Health Canada eyes private-sector cash to fund opioids solution
Prescription pills containing oxycodone and acetaminophen are shown in Toronto on December 23, 2017. THE CANADIAN PRESS/Graeme Roy
Jordan Press, The Canadian Press
Published Friday, September 6, 2019 2:46PM EDT
Last Updated Friday, September 6, 2019 10:28PM EDT
OTTAWA -- Health Canada is hoping to use private-sector dollars to fight opioid addiction because "conventional efforts are not enough" to address the national health crisis, newly released documents reveal.
For months, the department has been quietly considering a pay-for-performance project to see if specific help targeted at a small group of opioid addicts reduces their dependence on the drug, improves their health and, above all, reduces deaths from overdoses.
What makes the effort unique is that officials are looking at having private backers take on the financial risk to fund the experiment, which is estimated to cost more than $4 million, with federal payouts only if the work produces measurable success.
The results of a study filling in details on the actual work and costs, as well as the level of private-sector interest in bankrolling the project, were delivered to Health Canada last week.
If federal officials give the plan a go-ahead -- a decision that has yet to be made -- it would be a rare moment when a social-impact bond, as the financing model is known, is used to pay for a health-related research project.
Social-impact bonds have helped fund about 20 health-related projects worldwide, including in Canada and the United States, officials wrote in one briefing note among almost 130 pages of documents obtained by The Canadian Press under the Access to Information Act.

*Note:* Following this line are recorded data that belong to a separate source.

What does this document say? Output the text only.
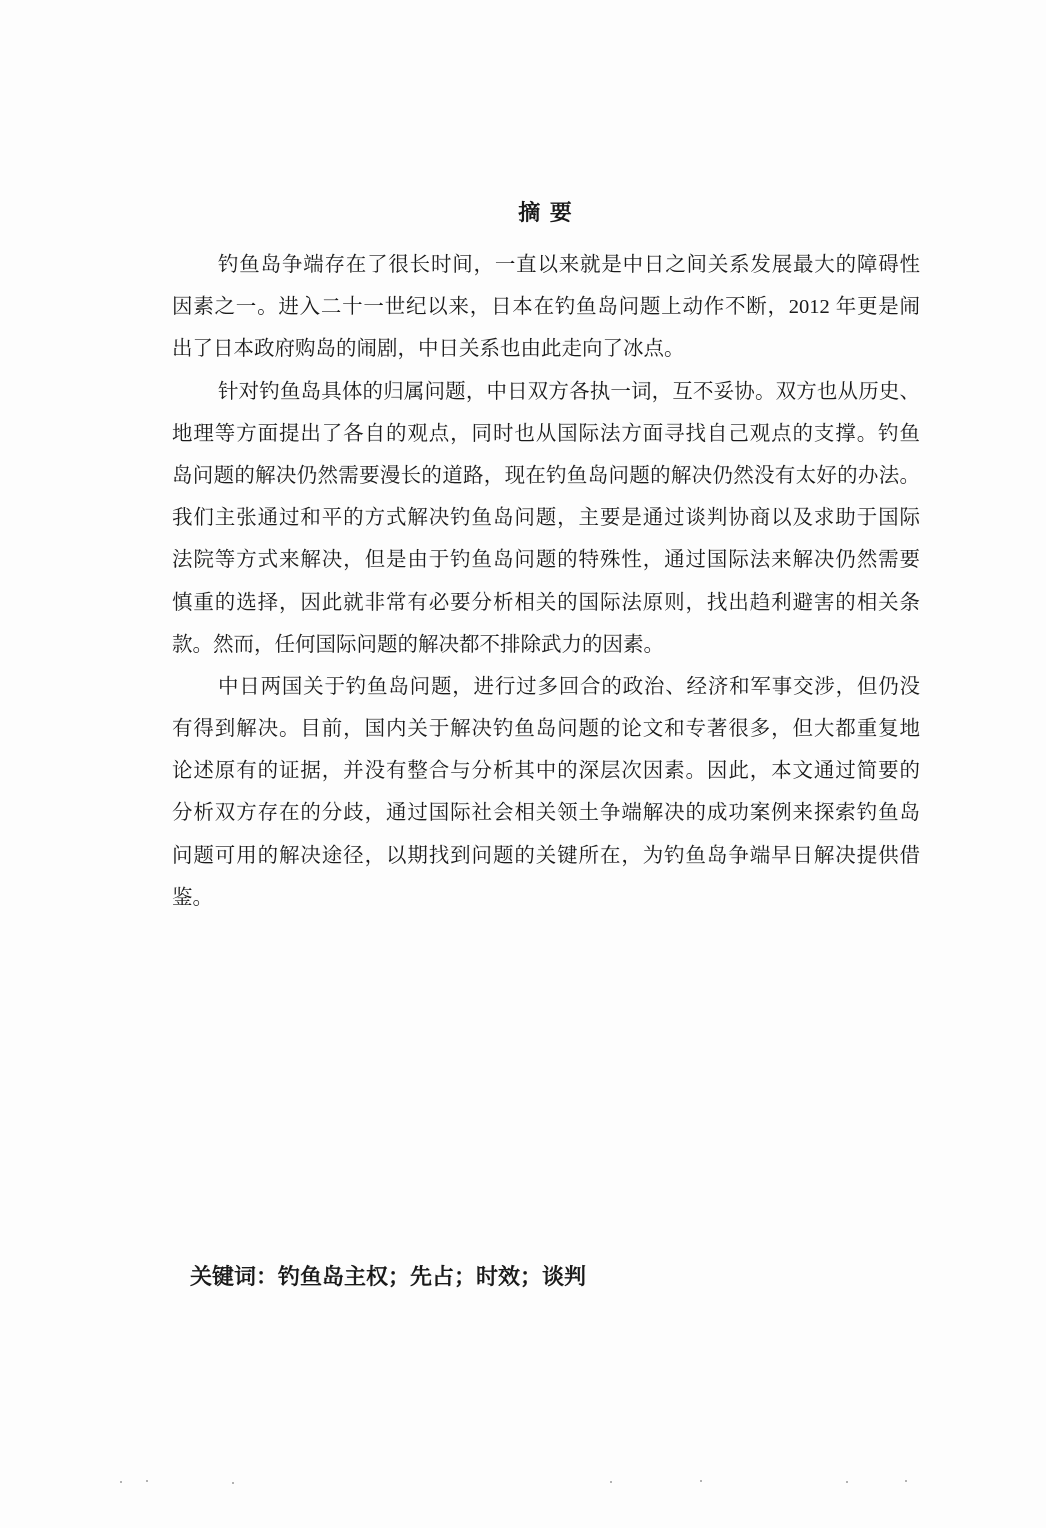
摘 要
钓鱼岛争端存在了很长时间，一直以来就是中日之间关系发展最大的障碍性
因素之一。进入二十一世纪以来，日本在钓鱼岛问题上动作不断，2012 年更是闹
出了日本政府购岛的闹剧，中日关系也由此走向了冰点。
针对钓鱼岛具体的归属问题，中日双方各执一词，互不妥协。双方也从历史、
地理等方面提出了各自的观点，同时也从国际法方面寻找自己观点的支撑。钓鱼
岛问题的解决仍然需要漫长的道路，现在钓鱼岛问题的解决仍然没有太好的办法。
我们主张通过和平的方式解决钓鱼岛问题，主要是通过谈判协商以及求助于国际
法院等方式来解决，但是由于钓鱼岛问题的特殊性，通过国际法来解决仍然需要
慎重的选择，因此就非常有必要分析相关的国际法原则，找出趋利避害的相关条
款。然而，任何国际问题的解决都不排除武力的因素。
中日两国关于钓鱼岛问题，进行过多回合的政治、经济和军事交涉，但仍没
有得到解决。目前，国内关于解决钓鱼岛问题的论文和专著很多，但大都重复地
论述原有的证据，并没有整合与分析其中的深层次因素。因此，本文通过简要的
分析双方存在的分歧，通过国际社会相关领土争端解决的成功案例来探索钓鱼岛
问题可用的解决途径，以期找到问题的关键所在，为钓鱼岛争端早日解决提供借
鉴。
关键词：钓鱼岛主权；先占；时效；谈判
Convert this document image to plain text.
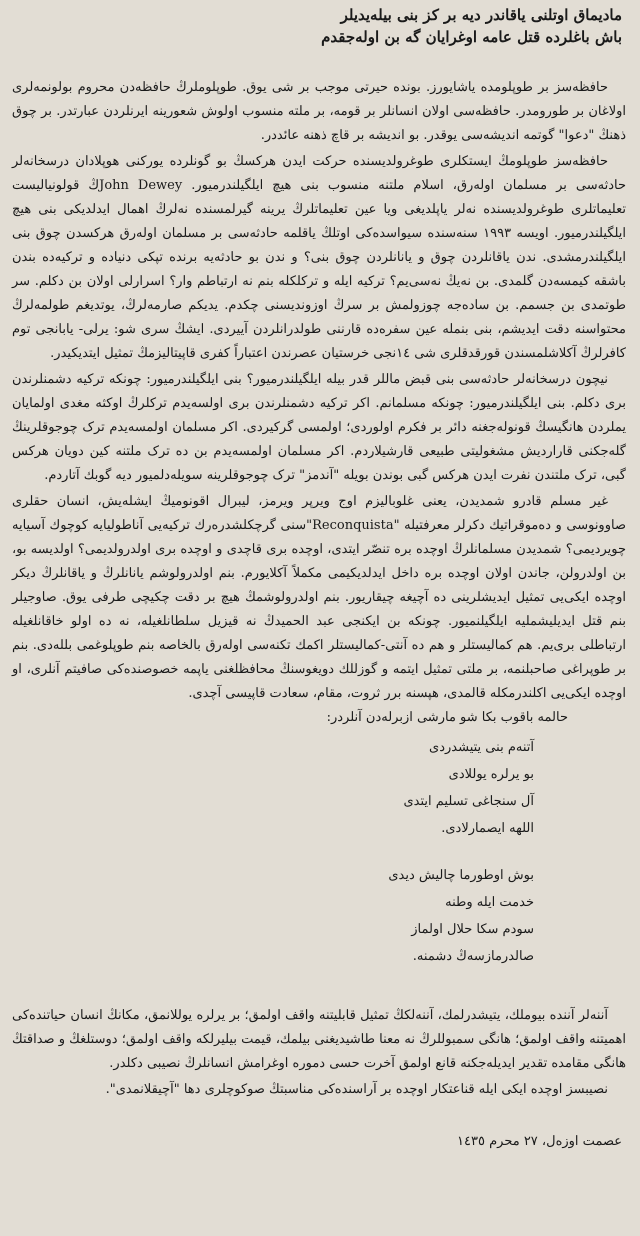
مادیماق اوتلنی یاقاندر دیه بر کز بنی بیله‌یدیلر
باش باغلرده قتل عامه اوغرایان گه بن اوله‌جقدم

حافظه‌سز بر طوپلومده یاشایورز. بونده حیرتی موجب بر شی یوق. طوپلوملرڭ حافظه‌دن محروم بولونمه‌لری اولاغان بر طورومدر. حافظه‌سی اولان انسانلر بر قومه، بر ملته منسوب اولوش شعورینه ایرنلردن عبارتدر. بر چوق ذهنڭ "دعوا" گوتمه اندیشه‌سی یوقدر. بو اندیشه بر قاچ ذهنه عائددر.

حافظه‌سز طوپلومڭ ایستکلری طوغرولدیسنده حرکت ایدن هرکسڭ بو گونلرده یورکنی هوپلادان درسخانه‌لر حادثه‌سی بر مسلمان اولەرق، اسلام ملتنه منسوب بنی هیچ ایلگیلندرمیور. John Deweyڭ قولونیالیست تعلیماتلری طوغرولدیسنده نەلر یاپلدیغی ویا عین تعلیماتلرڭ یرینه گیرلمسنده نەلرڭ اهمال ایدلدیکی بنی هیچ ایلگیلندرمیور. اویسه ۱۹۹۳ سنه‌سنده سیواسده‌کی اوتلڭ یاقلمه حادثه‌سی بر مسلمان اولەرق هرکسدن چوق بنی ایلگیلندرمشدی. ندن یاقانلردن چوق و یانانلردن چوق بنی؟ و ندن بو حادثه‌یه برنده تپکی دنیاده و ترکیه‌ده بندن باشقه کیمسه‌دن گلمدی. بن نەیڭ نەسی‌یم؟ ترکیه ایله و ترکلکله بنم نه ارتباطم وار؟ اسرارلی اولان بن دکلم. سر طوتمدی بن جسمم. بن ساده‌جه چوزولمش بر سرڭ اوزوندیسنی چکدم. یدیکم صارمه‌لرڭ، یوتدیغم طولمه‌لرڭ محتواسنه دقت ایدیشم، بنی بنمله عین سفره‌ده قارننی طولدرانلردن آییردی. ایشڭ سری شو: یرلی- یابانجی توم کافرلرڭ آکلاشلمسندن قورقدقلری شی ۱٤نجی خرستیان عصرندن اعتباراً کفری قاپیتالیزمڭ تمثیل ایتدیکیدر.

نیچون درسخانه‌لر حادثه‌سی بنی قبض ماللر قدر بیله ایلگیلندرمیور؟ بنی ایلگیلندرمیور: چونکه ترکیه دشمنلرندن بری دکلم. بنی ایلگیلندرمیور: چونکه مسلمانم. اکر ترکیه دشمنلرندن بری اولسه‌یدم ترکلرڭ اوکثه مغدی اولمایان یملردن هانگیسڭ قونوله‌جغنه دائر بر فکرم اولوردی؛ اولمسی گرکیردی. اکر مسلمان اولمسه‌یدم ترک چوجوقلرینڭ گله‌جکنی قارارديش مشغولیتی طبیعی قارشیلاردم. اکر مسلمان اولمسه‌یدم بن ده ترک ملتنه کین دویان هرکس گبی، ترک ملتندن نفرت ایدن هرکس گبی بوندن بویله "آندمز" ترک چوجوقلرینه سویله‌دلمیور دیه گوبك آتاردم.

غیر مسلم قادرو شمدیدن، یعنی غلوبالیزم اوج ویرپر ویرمز، لیبرال اقونومیڭ ایشله‌یش، انسان حقلری صاوونوسی و ده‌موقراتیك دکرلر معرفتیله "Reconquista"سنی گرچکلشدره‌رك ترکیه‌یی آناطولیایه کوچوك آسیایه چویردیمی؟ شمدیدن مسلمانلرڭ اوچده بره تنصّر ایتدی، اوچده بری قاچدی و اوچده بری اولدرولدیمی؟ اولدیسه بو، بن اولدرولن، جاندن اولان اوچده بره داخل ایدلدیکیمی مکملاً آکلایورم. بنم اولدرولوشم یانانلرڭ و یاقانلرڭ دیکر اوچده ایکی‌یی تمثیل ایدیشلرینی ده آچیغه چیقاریور. بنم اولدرولوشمڭ هیچ بر دقت چکیچی طرفی یوق. صاوجیلر بنم قتل ایدیلیشملیه ایلگیلنمیور. چونکه بن ایکنجی عبد الحمیدڭ نه قیزیل سلطانلغیله، نه ده اولو خاقانلغیله ارتباطلی بری‌یم. هم کمالیستلر و هم ده آنتی-کمالیستلر اکمك تکنه‌سی اولەرق بالخاصه بنم طوپلوغمی بللەدی. بنم بر طوپراغی صاحبلنمه، بر ملتی تمثیل ایتمه و گوزللك دویغوسنڭ محافظلغنی یاپمه خصوصنده‌کی صافیتم آنلری، او اوچده ایکی‌یی اکلندرمکله قالمدی، هپسنه برر ثروت، مقام، سعادت قاپیسی آچدی.

حالمه باقوب بکا شو مارشی ازبرله‌دن آنلردر:

آتنەم بنی یتیشدردی
بو یرلره یوللادی
آل سنجاغی تسلیم ایتدی
اللهه ایصمارلادی.
بوش اوطورما چالیش دیدی
خدمت ایله وطنه
سودم سکا حلال اولماز
صالدرمازسه‌ڭ دشمنه.

آننەلر آننده بیوملك، یتیشدرلمك، آننەلكڭ تمثیل قابلیتنه واقف اولمق؛ بر یرلره یوللانمق، مکانڭ انسان حیاتنده‌کی اهمیتنه واقف اولمق؛ هانگی سمبوللرڭ نه معنا طاشیدیغنی بیلمك، قیمت بیلیرلکه واقف اولمق؛ دوستلغڭ و صداقتڭ هانگی مقامده تقدیر ایدیله‌جکنه قانع اولمق آخرت حسی دموره اوغرامش انسانلرڭ نصیبی دکلدر.

نصیبسز اوچده ایکی ایله قناعتکار اوچده بر آراسنده‌کی مناسبتڭ صوکوچلری دها "آچیقلانمدی".

عصمت اوزەل، ۲۷ محرم ۱٤۳٥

What makes the bonds appealing to governments is that they require a service provider, usually a non-profit, to get funding from private investors with the help of a broker.
The government pays out only if certain benchmarks are met -- meaning investors can earn back their investment plus a profit depending on the amount of risk in a project, the non-profits find new sources of funding beyond limited government dollars, and governments push the financial risk off their books.

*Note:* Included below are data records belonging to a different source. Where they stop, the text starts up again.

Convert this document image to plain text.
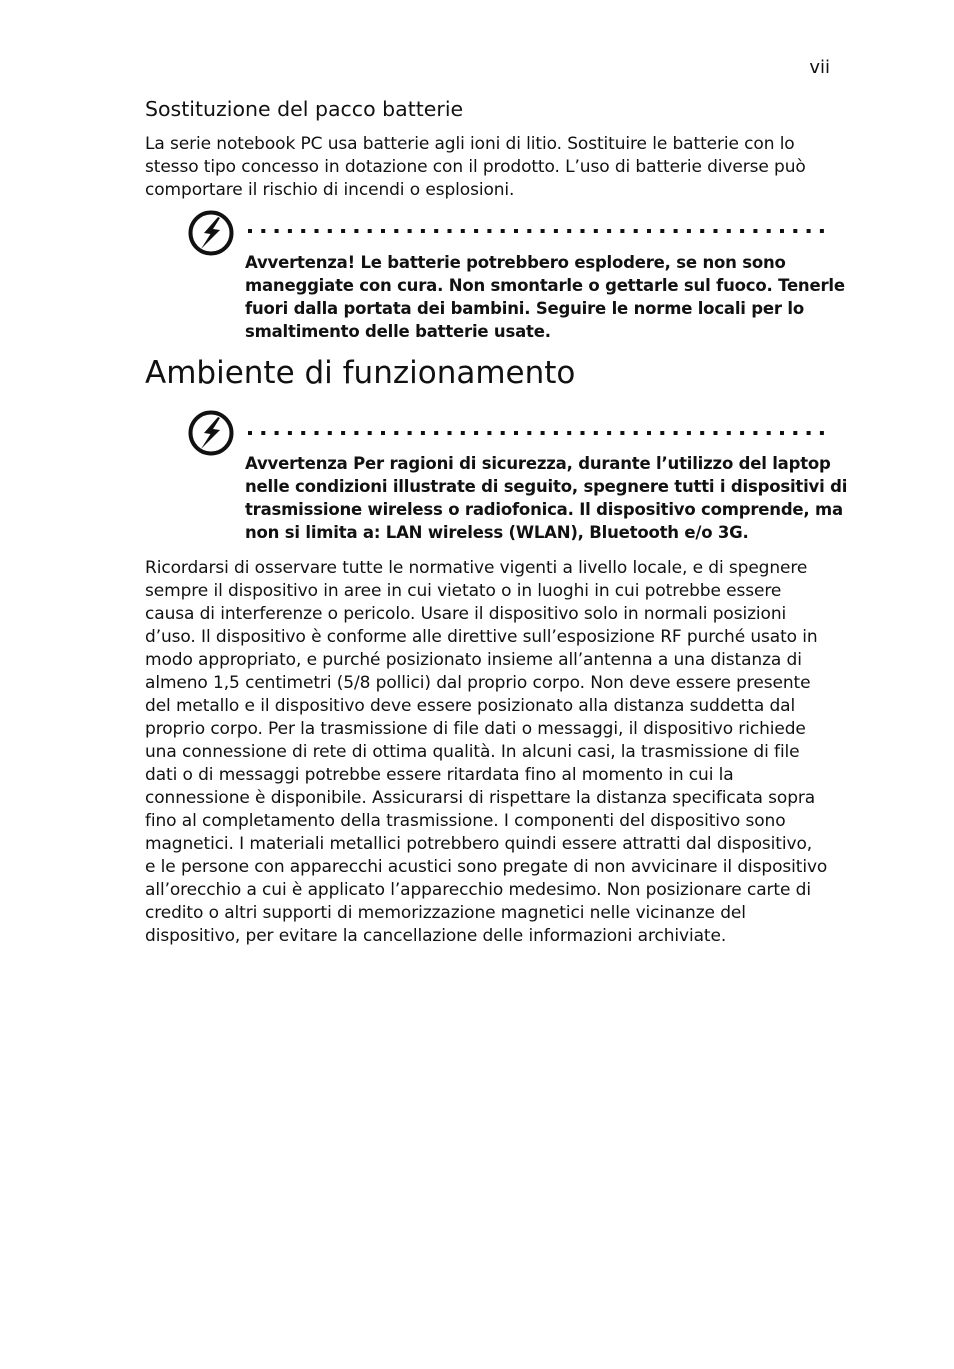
vii
Sostituzione del pacco batterie

La serie notebook PC usa batterie agli ioni di litio. Sostituire le batterie con lo
stesso tipo concesso in dotazione con il prodotto. L’uso di batterie diverse può
comportare il rischio di incendi o esplosioni.

Avvertenza! Le batterie potrebbero esplodere, se non sono
maneggiate con cura. Non smontarle o gettarle sul fuoco. Tenerle
fuori dalla portata dei bambini. Seguire le norme locali per lo
smaltimento delle batterie usate.
Ambiente di funzionamento
Avvertenza Per ragioni di sicurezza, durante l’utilizzo del laptop
nelle condizioni illustrate di seguito, spegnere tutti i dispositivi di
trasmissione wireless o radiofonica. Il dispositivo comprende, ma
non si limita a: LAN wireless (WLAN), Bluetooth e/o 3G.

Ricordarsi di osservare tutte le normative vigenti a livello locale, e di spegnere
sempre il dispositivo in aree in cui vietato o in luoghi in cui potrebbe essere
causa di interferenze o pericolo. Usare il dispositivo solo in normali posizioni
d’uso. Il dispositivo è conforme alle direttive sull’esposizione RF purché usato in
modo appropriato, e purché posizionato insieme all’antenna a una distanza di
almeno 1,5 centimetri (5/8 pollici) dal proprio corpo. Non deve essere presente
del metallo e il dispositivo deve essere posizionato alla distanza suddetta dal
proprio corpo. Per la trasmissione di file dati o messaggi, il dispositivo richiede
una connessione di rete di ottima qualità. In alcuni casi, la trasmissione di file
dati o di messaggi potrebbe essere ritardata fino al momento in cui la
connessione è disponibile. Assicurarsi di rispettare la distanza specificata sopra
fino al completamento della trasmissione. I componenti del dispositivo sono
magnetici. I materiali metallici potrebbero quindi essere attratti dal dispositivo,
e le persone con apparecchi acustici sono pregate di non avvicinare il dispositivo
all’orecchio a cui è applicato l’apparecchio medesimo. Non posizionare carte di
credito o altri supporti di memorizzazione magnetici nelle vicinanze del
dispositivo, per evitare la cancellazione delle informazioni archiviate.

The federal Liberals, like the Conservatives before them, have shown a keen interest in the bonds and the larger concept of social financing, putting hundreds of millions into a fund designed to spur growth in the sector as part of a wider strategy. Overseeing the strategy and the fund will be an advisory council, which has an application deadline of Sept. 13.
The path to this latest federal effort in the area began in June 2018 when the Toronto-based Centre for Addiction and Mental Health and the MaRS Centre for Impact Investing applied for government backing for a social-impact bond to tackle the opioid epidemic.
A discussion paper that CAMH researchers and the MaRS Centre provided to Health Canada last year proposed running a four-year study with 300 people to test ways to treat their opioid-use disorders.
Among the early options proposed for the project were to use funding through the bond to cover the costs of a "care navigator" who would help keep participants on track, expand addiction and mental health supports at CAMH, and provide medications to reduce opioid dependence.
"Specifically, the study sought to understand what gaps may be filled in service provision, and the role for pay-for-success or social finance approaches in improving access to and outcomes for the treatment of opioid use disorder," Health Canada said in a written statement late Friday.
The paper suggests some of the outcomes would be straightforward to measure -- declines in opioid use and hospital visits compared to the general population, for example -- while others would be more complicated.
Tying payments to changes in the severity of each participant's opioid-use disorder would be more difficult because it assumes "a standard, linear process" for recovery "that is directly related to a reduction in the incidence of opioid-related deaths." For example, the document says a participant might see a drop in the severity of their disorder, but still have "an accidental opioid overdose" at any point.
Data released in June showed 11,577 opioid-related deaths occurred between January 2016 and December 2018.
The feasibility study was to set a more detailed plan and see whether there was enough private-sector interest to create a social-impact bond, or whether Health Canada would need to fund the effort directly.
Health Canada said it received the final report on the feasibility study on Aug. 27, but referred questions to CAMH on the paper's contents and recommendations.
However, CAMH and the MaRS Centre declined to comment.